It's really all about geometry - nothing clever that you can't figure out from first principles on a sheet of paper:
Mark a point on a piece of paper, and draw lines radially away from it (saw 12 to start with - like on a clock. You may need to add more lines latter to get more acurate results). Thats your light source. Draw a line representing your object, so that a few rays of light land upon it. Each ray carries a fixed amount of energy. The amount of energy landing on your object is simply the number of rays which it it.
As you move the object further away, less rays of the rays it it. In fact in this case if you double the distance the number would approximatly half because we're working on a flat sheet of paper (it's onnly approximmate because we have only a few rays - in fact there would be billions of rays - aka photons, so in real life the result is almost exact). With a real ilght source the light wouldn't just be spreading up and down the page, but into and out of the page too, so a doubleing of distances half's the rays twice. A tripling of distance would divide the rays by three twice.
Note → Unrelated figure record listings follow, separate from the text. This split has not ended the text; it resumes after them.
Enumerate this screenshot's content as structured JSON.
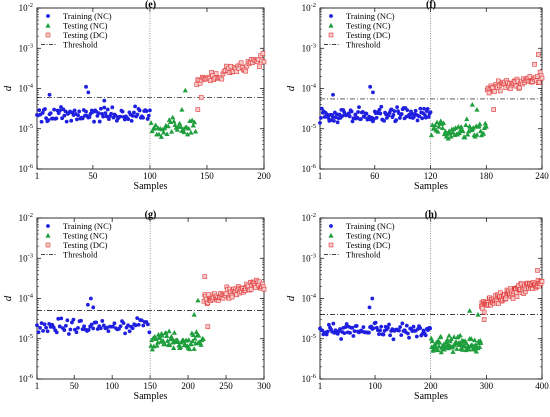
{
  "figure": {
    "description_free": true
  },
  "chart_data": [
    {
      "type": "scatter",
      "title": "(e)",
      "xlabel": "Samples",
      "ylabel": "d",
      "xlim": [
        1,
        200
      ],
      "xticks": [
        1,
        50,
        100,
        150,
        200
      ],
      "xtick_labels": [
        "1",
        "50",
        "100",
        "150",
        "200"
      ],
      "yscale": "log",
      "ylim": [
        1e-06,
        0.01
      ],
      "yticks": [
        1e-06,
        1e-05,
        0.0001,
        0.001,
        0.01
      ],
      "ytick_labels": [
        [
          "10",
          "-6"
        ],
        [
          "10",
          "-5"
        ],
        [
          "10",
          "-4"
        ],
        [
          "10",
          "-3"
        ],
        [
          "10",
          "-2"
        ]
      ],
      "threshold": 6e-05,
      "divider_x": 100,
      "legend": [
        "Training (NC)",
        "Testing (NC)",
        "Testing (DC)",
        "Threshold"
      ],
      "legend_position": "top-left",
      "series": [
        {
          "name": "Training (NC)",
          "marker": "circle",
          "color": "#1f1fe0",
          "x_start": 1,
          "x_end": 100,
          "log_center": -4.65,
          "log_amp": 0.22,
          "spikes": [
            [
              44,
              0.00011
            ],
            [
              46,
              8e-05
            ],
            [
              12,
              7e-05
            ],
            [
              60,
              5e-05
            ]
          ]
        },
        {
          "name": "Testing (NC)",
          "marker": "triangle",
          "color": "#1e9e3c",
          "x_start": 101,
          "x_end": 140,
          "log_center": -4.95,
          "log_amp": 0.28,
          "spikes": [
            [
              131,
              9e-05
            ],
            [
              128,
              3e-05
            ]
          ]
        },
        {
          "name": "Testing (DC)",
          "marker": "square",
          "color": "#e23b3b",
          "x_start": 141,
          "x_end": 200,
          "log_center_start": -3.85,
          "log_center_end": -3.25,
          "log_amp": 0.18,
          "spikes": [
            [
              142,
              3e-05
            ],
            [
              145,
              6e-05
            ]
          ]
        }
      ]
    },
    {
      "type": "scatter",
      "title": "(f)",
      "xlabel": "Samples",
      "ylabel": "d",
      "xlim": [
        1,
        240
      ],
      "xticks": [
        1,
        60,
        120,
        180,
        240
      ],
      "xtick_labels": [
        "1",
        "60",
        "120",
        "180",
        "240"
      ],
      "yscale": "log",
      "ylim": [
        1e-06,
        0.01
      ],
      "yticks": [
        1e-06,
        1e-05,
        0.0001,
        0.001,
        0.01
      ],
      "ytick_labels": [
        [
          "10",
          "-6"
        ],
        [
          "10",
          "-5"
        ],
        [
          "10",
          "-4"
        ],
        [
          "10",
          "-3"
        ],
        [
          "10",
          "-2"
        ]
      ],
      "threshold": 5.5e-05,
      "divider_x": 120,
      "legend": [
        "Training (NC)",
        "Testing (NC)",
        "Testing (DC)",
        "Threshold"
      ],
      "legend_position": "top-left",
      "series": [
        {
          "name": "Training (NC)",
          "marker": "circle",
          "color": "#1f1fe0",
          "x_start": 1,
          "x_end": 120,
          "log_center": -4.65,
          "log_amp": 0.22,
          "spikes": [
            [
              55,
              0.00011
            ],
            [
              58,
              8e-05
            ],
            [
              15,
              7e-05
            ]
          ]
        },
        {
          "name": "Testing (NC)",
          "marker": "triangle",
          "color": "#1e9e3c",
          "x_start": 121,
          "x_end": 180,
          "log_center": -5.0,
          "log_amp": 0.28,
          "spikes": [
            [
              165,
              4e-05
            ],
            [
              170,
              3e-05
            ]
          ]
        },
        {
          "name": "Testing (DC)",
          "marker": "square",
          "color": "#e23b3b",
          "x_start": 181,
          "x_end": 240,
          "log_center_start": -4.0,
          "log_center_end": -3.75,
          "log_amp": 0.18,
          "spikes": [
            [
              236,
              0.0007
            ],
            [
              232,
              0.0004
            ],
            [
              188,
              3e-05
            ]
          ]
        }
      ]
    },
    {
      "type": "scatter",
      "title": "(g)",
      "xlabel": "Samples",
      "ylabel": "d",
      "xlim": [
        1,
        300
      ],
      "xticks": [
        1,
        50,
        100,
        150,
        200,
        250,
        300
      ],
      "xtick_labels": [
        "1",
        "50",
        "100",
        "150",
        "200",
        "250",
        "300"
      ],
      "yscale": "log",
      "ylim": [
        1e-06,
        0.01
      ],
      "yticks": [
        1e-06,
        1e-05,
        0.0001,
        0.001,
        0.01
      ],
      "ytick_labels": [
        [
          "10",
          "-6"
        ],
        [
          "10",
          "-5"
        ],
        [
          "10",
          "-4"
        ],
        [
          "10",
          "-3"
        ],
        [
          "10",
          "-2"
        ]
      ],
      "threshold": 5e-05,
      "divider_x": 150,
      "legend": [
        "Training (NC)",
        "Testing (NC)",
        "Testing (DC)",
        "Threshold"
      ],
      "legend_position": "top-left",
      "series": [
        {
          "name": "Training (NC)",
          "marker": "circle",
          "color": "#1f1fe0",
          "x_start": 1,
          "x_end": 150,
          "log_center": -4.7,
          "log_amp": 0.22,
          "spikes": [
            [
              72,
              0.0001
            ],
            [
              68,
              7e-05
            ],
            [
              75,
              6e-05
            ]
          ]
        },
        {
          "name": "Testing (NC)",
          "marker": "triangle",
          "color": "#1e9e3c",
          "x_start": 151,
          "x_end": 220,
          "log_center": -5.05,
          "log_amp": 0.26,
          "spikes": [
            [
              213,
              9e-05
            ],
            [
              208,
              4e-05
            ]
          ]
        },
        {
          "name": "Testing (DC)",
          "marker": "square",
          "color": "#e23b3b",
          "x_start": 221,
          "x_end": 300,
          "log_center_start": -4.05,
          "log_center_end": -3.6,
          "log_amp": 0.18,
          "spikes": [
            [
              222,
              0.00035
            ],
            [
              226,
              2e-05
            ]
          ]
        }
      ]
    },
    {
      "type": "scatter",
      "title": "(h)",
      "xlabel": "Samples",
      "ylabel": "d",
      "xlim": [
        1,
        400
      ],
      "xticks": [
        1,
        100,
        200,
        300,
        400
      ],
      "xtick_labels": [
        "1",
        "100",
        "200",
        "300",
        "400"
      ],
      "yscale": "log",
      "ylim": [
        1e-06,
        0.01
      ],
      "yticks": [
        1e-06,
        1e-05,
        0.0001,
        0.001,
        0.01
      ],
      "ytick_labels": [
        [
          "10",
          "-6"
        ],
        [
          "10",
          "-5"
        ],
        [
          "10",
          "-4"
        ],
        [
          "10",
          "-3"
        ],
        [
          "10",
          "-2"
        ]
      ],
      "threshold": 4e-05,
      "divider_x": 200,
      "legend": [
        "Training (NC)",
        "Testing (NC)",
        "Testing (DC)",
        "Threshold"
      ],
      "legend_position": "top-left",
      "series": [
        {
          "name": "Training (NC)",
          "marker": "circle",
          "color": "#1f1fe0",
          "x_start": 1,
          "x_end": 200,
          "log_center": -4.8,
          "log_amp": 0.22,
          "spikes": [
            [
              95,
              0.0001
            ],
            [
              90,
              6e-05
            ]
          ]
        },
        {
          "name": "Testing (NC)",
          "marker": "triangle",
          "color": "#1e9e3c",
          "x_start": 201,
          "x_end": 290,
          "log_center": -5.15,
          "log_amp": 0.26,
          "spikes": [
            [
              270,
              5e-05
            ],
            [
              285,
              4e-05
            ]
          ]
        },
        {
          "name": "Testing (DC)",
          "marker": "square",
          "color": "#e23b3b",
          "x_start": 291,
          "x_end": 400,
          "log_center_start": -4.2,
          "log_center_end": -3.55,
          "log_amp": 0.18,
          "spikes": [
            [
              392,
              0.0005
            ],
            [
              296,
              3e-05
            ]
          ]
        }
      ]
    }
  ]
}
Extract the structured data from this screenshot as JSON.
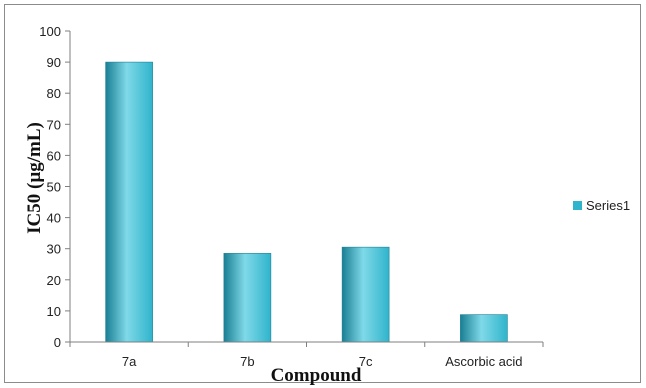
{
  "chart_data": {
    "type": "bar",
    "categories": [
      "7a",
      "7b",
      "7c",
      "Ascorbic acid"
    ],
    "series": [
      {
        "name": "Series1",
        "values": [
          90,
          28.5,
          30.5,
          8.8
        ]
      }
    ],
    "xlabel": "Compound",
    "ylabel": "IC50 (µg/mL)",
    "ylim": [
      0,
      100
    ],
    "yticks": [
      0,
      10,
      20,
      30,
      40,
      50,
      60,
      70,
      80,
      90,
      100
    ],
    "grid": false,
    "legend_position": "right",
    "colors": {
      "bar": "#2fb4cc",
      "bar_light": "#7fd9e8",
      "bar_dark": "#1a7f94",
      "axis": "#7f7f7f"
    }
  }
}
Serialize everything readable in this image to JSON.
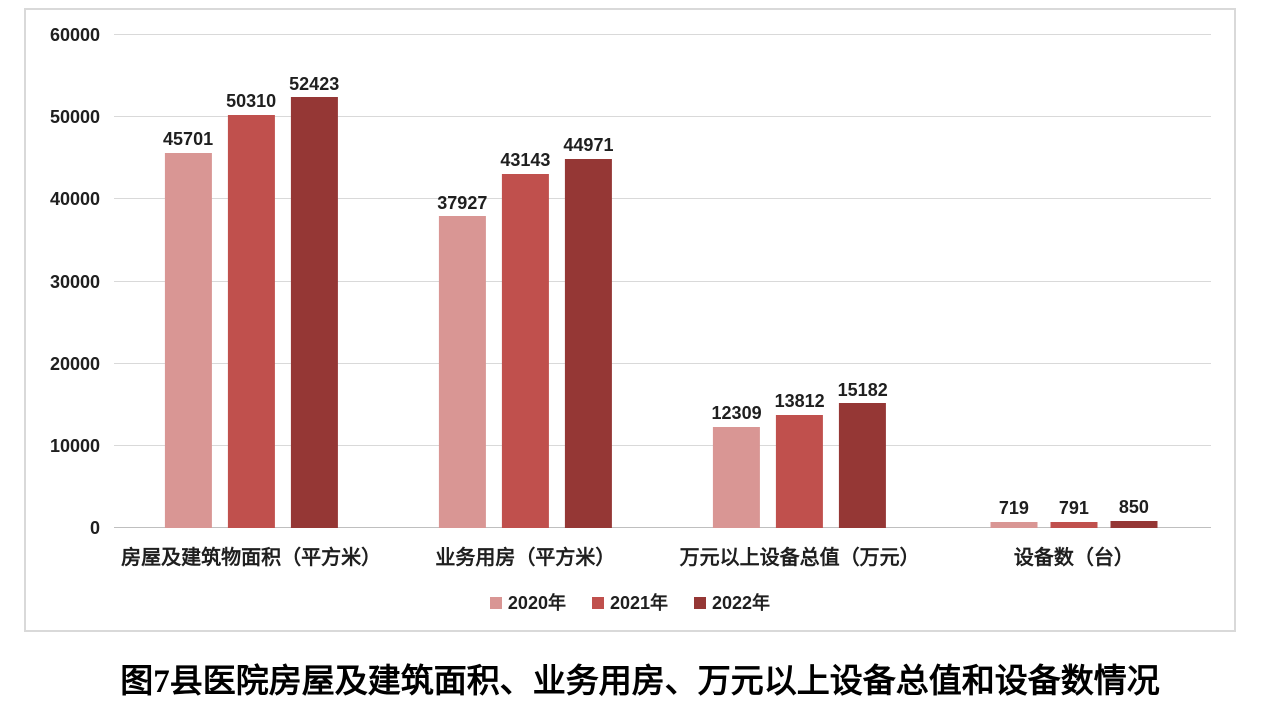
{
  "caption": "图7县医院房屋及建筑面积、业务用房、万元以上设备总值和设备数情况",
  "colors": {
    "series_2020": "#d99694",
    "series_2021": "#c0504d",
    "series_2022": "#953735",
    "gridline": "#d9d9d9",
    "axis_baseline": "#bfbfbf",
    "frame_border": "#d9d9d9"
  },
  "chart_data": {
    "type": "bar",
    "title": "",
    "categories": [
      "房屋及建筑物面积（平方米）",
      "业务用房（平方米）",
      "万元以上设备总值（万元）",
      "设备数（台）"
    ],
    "series": [
      {
        "name": "2020年",
        "color": "#d99694",
        "values": [
          45701,
          37927,
          12309,
          719
        ]
      },
      {
        "name": "2021年",
        "color": "#c0504d",
        "values": [
          50310,
          43143,
          13812,
          791
        ]
      },
      {
        "name": "2022年",
        "color": "#953735",
        "values": [
          52423,
          44971,
          15182,
          850
        ]
      }
    ],
    "ylabel": "",
    "xlabel": "",
    "ylim": [
      0,
      60000
    ],
    "y_ticks": [
      0,
      10000,
      20000,
      30000,
      40000,
      50000,
      60000
    ],
    "grid": true,
    "legend_position": "bottom",
    "data_labels": true
  }
}
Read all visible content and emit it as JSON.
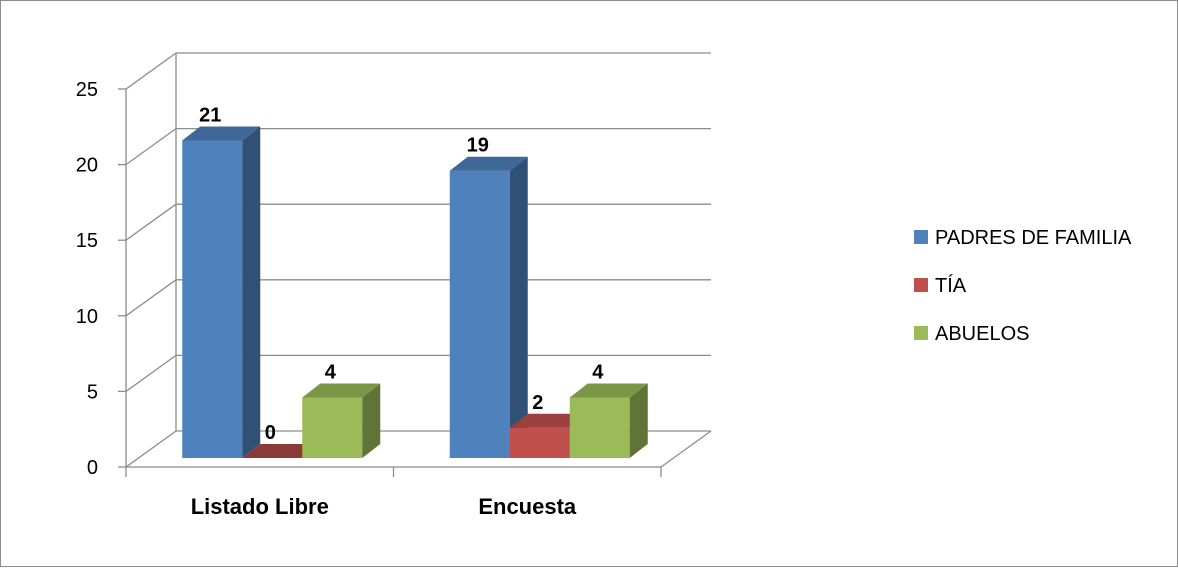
{
  "chart_data": {
    "type": "bar",
    "categories": [
      "Listado Libre",
      "Encuesta"
    ],
    "series": [
      {
        "name": "PADRES DE FAMILIA",
        "values": [
          21,
          19
        ],
        "color": "#4F81BD"
      },
      {
        "name": "TÍA",
        "values": [
          0,
          2
        ],
        "color": "#C0504D"
      },
      {
        "name": "ABUELOS",
        "values": [
          4,
          4
        ],
        "color": "#9BBB59"
      }
    ],
    "ylim": [
      0,
      25
    ],
    "yticks": [
      "0",
      "5",
      "10",
      "15",
      "20",
      "25"
    ],
    "grid": true,
    "legend": "right",
    "title": "",
    "xlabel": "",
    "ylabel": ""
  }
}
Another though experiment is to imagine a ballon, with a light source in the middle. All the energy from the light is illuminating the surface of the balloon. If you inflate the ballon the surface are increases, so the light is shared more thinly. In fact for each doubling or the radius, the surface area goes up by 4. If you marked a set of points on the balloon representing light rays, and an area on the ballon the number of points in the area represent the amount of light hitting it. Then inflate the balloon to twice its diameter, the area would now be four times the size, but has exactly the same rays hitting it, so the illumination (candles per square meter, or candles per square foot) has divided by four.